G(v_i) And B (v)_i) Is given by IG (v)_i) And IB (v)_i) Calculating; lambda takes the value 0.85; the iteration times of the algorithm are 100 times; s_nThe web page is a normal web page set, and the Ss is a junk web page set;

2. The method for degrading the spam web pages based on the non-probability model of claim 1, wherein the URL links of the obtained web pages and the URL links linked out of the obtained web pages are stored in a database in the form of an adjacency list.

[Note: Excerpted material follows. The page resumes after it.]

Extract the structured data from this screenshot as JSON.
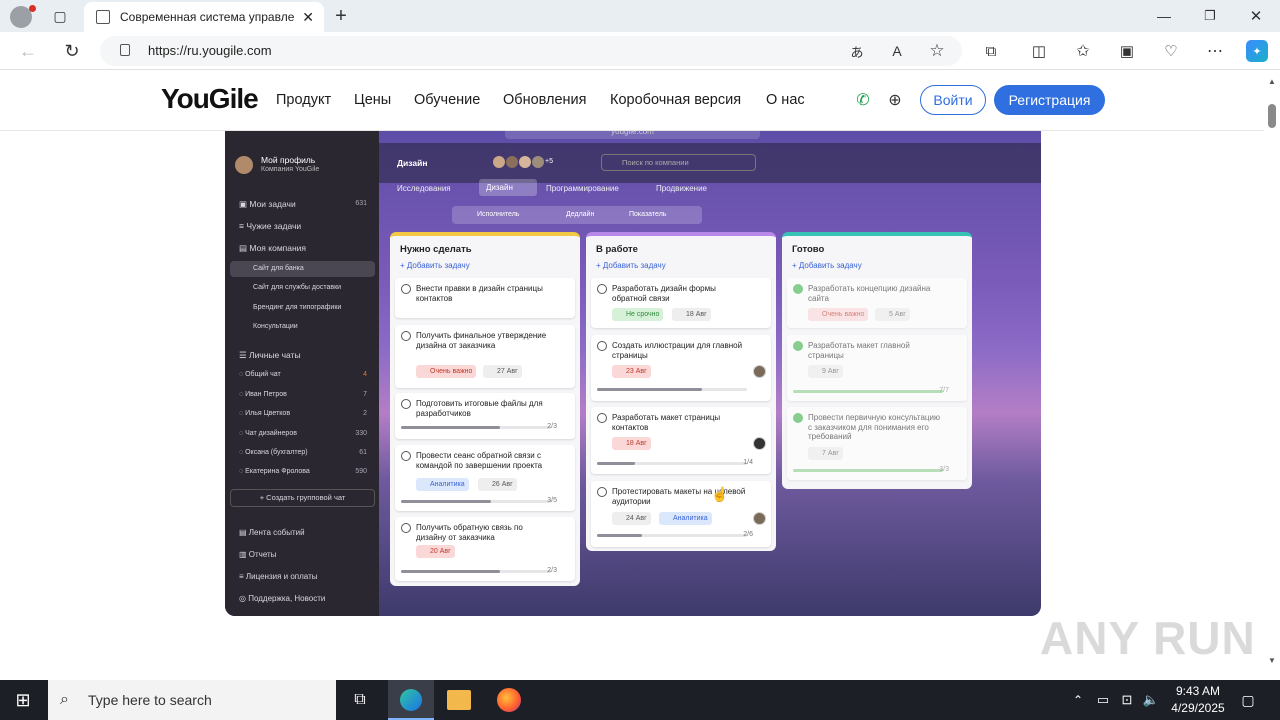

3. The method for degrading spam webpages according to claim 1, wherein in the step S400, the webpages with the top rank are labeled by classification in sequence, comprising the steps of:

4. The method according to claim 1, wherein when all nodes in the node network graph are sorted in a descending order according to the node score, the node v is sorted_iG (v) of_i) And B (v)_i) The non-normalized probability approximation value of the normal webpage and the junk webpage is used as a node; if G (v)_i) The larger the node v is, the larger the node v is_iThe greater the likelihood of being a normal web page; if B (v)_i) The larger the node v is, the larger the node v is_iIs a spam web pageThe greater the likelihood.

5. The method for degrading the spam web pages based on the non-probability model according to claim 4, wherein in the process of value propagation by adopting an iterative algorithm, the value propagated by the source node is attenuated twice, one attenuation uses the information of the source node, and the other attenuation uses the information of the target node, and the calculation process is as follows:

node v_iThe unattenuated propagation values of (a):

node v_iThe probability of being a normal page is:

node v_jThe probability of being a normal page is:

wherein, | out (v)_i) L is node v_iThe number of child nodes.